How many threads should one use in a general class or function, used by different users on different architectures?


EDIT: Assume that the number of elements in the vectors, although equal, is arbitrary. This means that the vector might contain only a few elements (e.g. 10!), in which cases using threads would make no sense.

Suppose we want to implement a concurrent version of operator+= for a general purpose class that different people are going to use, on different architectures. The operator+= simply sums all the elements of two std::vectors. Let's imagine we have a lots of elements in said vectors, enough to use parallelism, and that both std::vectors have equal size.

We also assume that we use threads, similarly as described in the first chapter of "C++ Concurrency in Action". Something like this:

 Foo& asynchronous_sum(const Foo& rhs) {
        unsigned long const length=vec.size();
        unsigned long const min_per_thread=25;
        unsigned long const max_threads=(length+min_per_thread-1)/min_per_thread; 
        unsigned long const hardware_threads= std::thread::hardware_concurrency();
        unsigned long const num_threads=std::min(hardware_threads!=0?hardware_threads:2,max_threads);
        unsigned long const block_size=length/num_threads; 
        std::vector<std::thread> threads(num_threads-1); 
        int block_start = 0;
        for(unsigned long i=0;i<(num_threads-1);++i) {
            int block_end=block_start;
            block_end += block_size;
            threads[i]=std::thread([&](int start, int end) {
                 for (int i = start; i < end; ++i) {
                    vec[i] += rhs.vec[i];
                 }}, block_start,block_end);
            block_start=block_end; 
        }
        for (int i = block_start; i < vec.size(); ++i) {
            vec[i] += rhs.vec[i];
        }
        for (auto& current_thread: threads) {
            current_thread.join();
        }
 
        return *this;
    }

Note that 25 is an arbitrary number chosen by the book's author.

Let's now assume that we want to create N threads, where N is the optimal number of threads on a given architeture. So user A might have N=5, and user B might get N=3, depending on their architecture.

Is there any way to achieve this for a general purpose class? ...this could also be read as, how do "parallel algorithms" in C++ achieve this?


Solution

  • The parameters that must be tuned for optimal performance on parallel hardware are numerous: beyond a simple count of execution agents, CPU affinities, minimum block sizes, GPU thread layouts, and prefetch strategies all depend on the application and the machine. Standardizing a unified representation of these disparate variables would be inordinately complicated and quickly outdated.

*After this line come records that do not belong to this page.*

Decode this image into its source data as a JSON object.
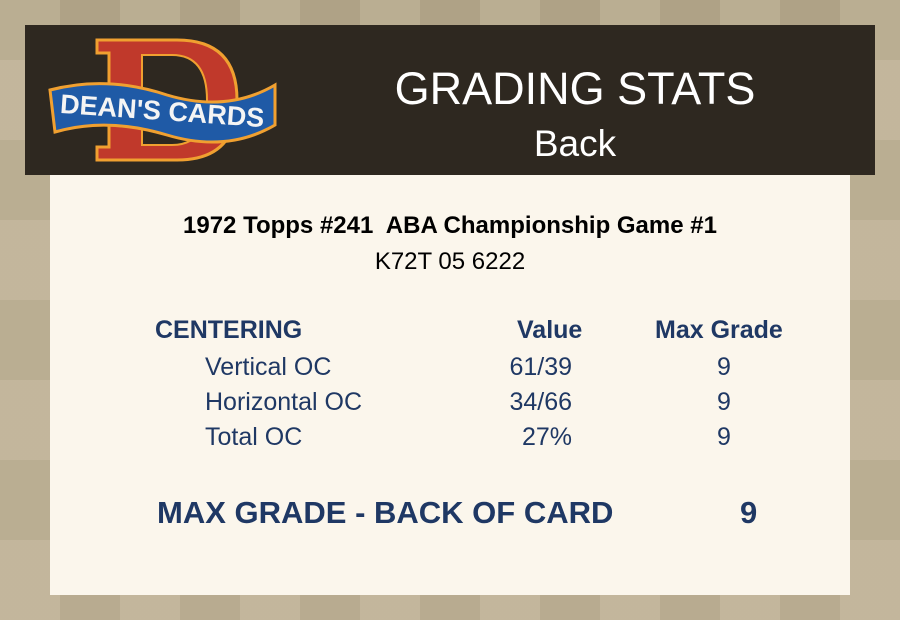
{
  "header": {
    "logo_text": "DEAN'S CARDS",
    "title": "GRADING STATS",
    "subtitle": "Back"
  },
  "card": {
    "title": "1972 Topps #241  ABA Championship Game #1",
    "cert": "K72T 05 6222"
  },
  "table": {
    "section": "CENTERING",
    "col_value": "Value",
    "col_max": "Max Grade",
    "rows": [
      {
        "label": "Vertical OC",
        "value": "61/39",
        "max": "9"
      },
      {
        "label": "Horizontal OC",
        "value": "34/66",
        "max": "9"
      },
      {
        "label": "Total OC",
        "value": "27%",
        "max": "9"
      }
    ]
  },
  "final": {
    "label": "MAX GRADE - BACK OF CARD",
    "value": "9"
  },
  "colors": {
    "header_bg": "#2e2820",
    "panel_bg": "#fbf6ec",
    "navy": "#1f3864",
    "logo_red": "#c0392b",
    "logo_blue": "#1f5aa6",
    "logo_orange": "#f0a030"
  }
}
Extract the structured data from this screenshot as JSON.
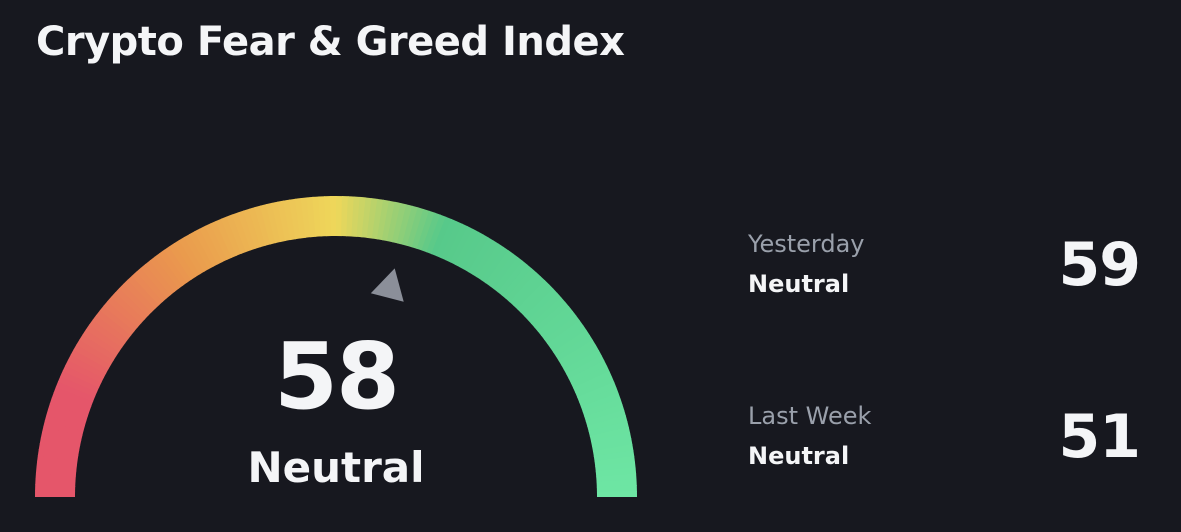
{
  "header": {
    "title": "Crypto Fear & Greed Index"
  },
  "gauge": {
    "value": 58,
    "value_text": "58",
    "sentiment": "Neutral",
    "scale_min": 0,
    "scale_max": 100,
    "colors": {
      "extreme_fear": "#e5566a",
      "fear": "#ea9a4d",
      "neutral": "#eed75a",
      "greed": "#57c98a",
      "extreme_greed": "#6ee6a4",
      "pointer": "#8b8f99"
    }
  },
  "history": [
    {
      "period": "Yesterday",
      "sentiment": "Neutral",
      "value": "59"
    },
    {
      "period": "Last Week",
      "sentiment": "Neutral",
      "value": "51"
    }
  ],
  "theme": {
    "background": "#17181f",
    "text_primary": "#f4f5f7",
    "text_secondary": "#9aa0ab"
  }
}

    As such, rather than attempting to provide detailed access to the platform, the standard library parallel algorithms instead target programs that do not handle parallelism in other ways themselves. Accordingly, the library may assume that it is the only user of parallelism on the hardware. Common implementations then use a process-wide thread pool to execute parallel algorithms, with heuristics for block sizes. This supports nested parallel algorithm calls in a reasonably natural way, since the thread counts do not explode.

    It might therefore be worth using the standard parallel algorithms in your mathematical functions, in hopes that a client could benefit from them alone or in concert with their own usage thereof. It remains a risk, however, that the client needs more sophisticated parallelism and your efforts merely complicate matters. Doing more than using <execution> practically guarantees such an outcome.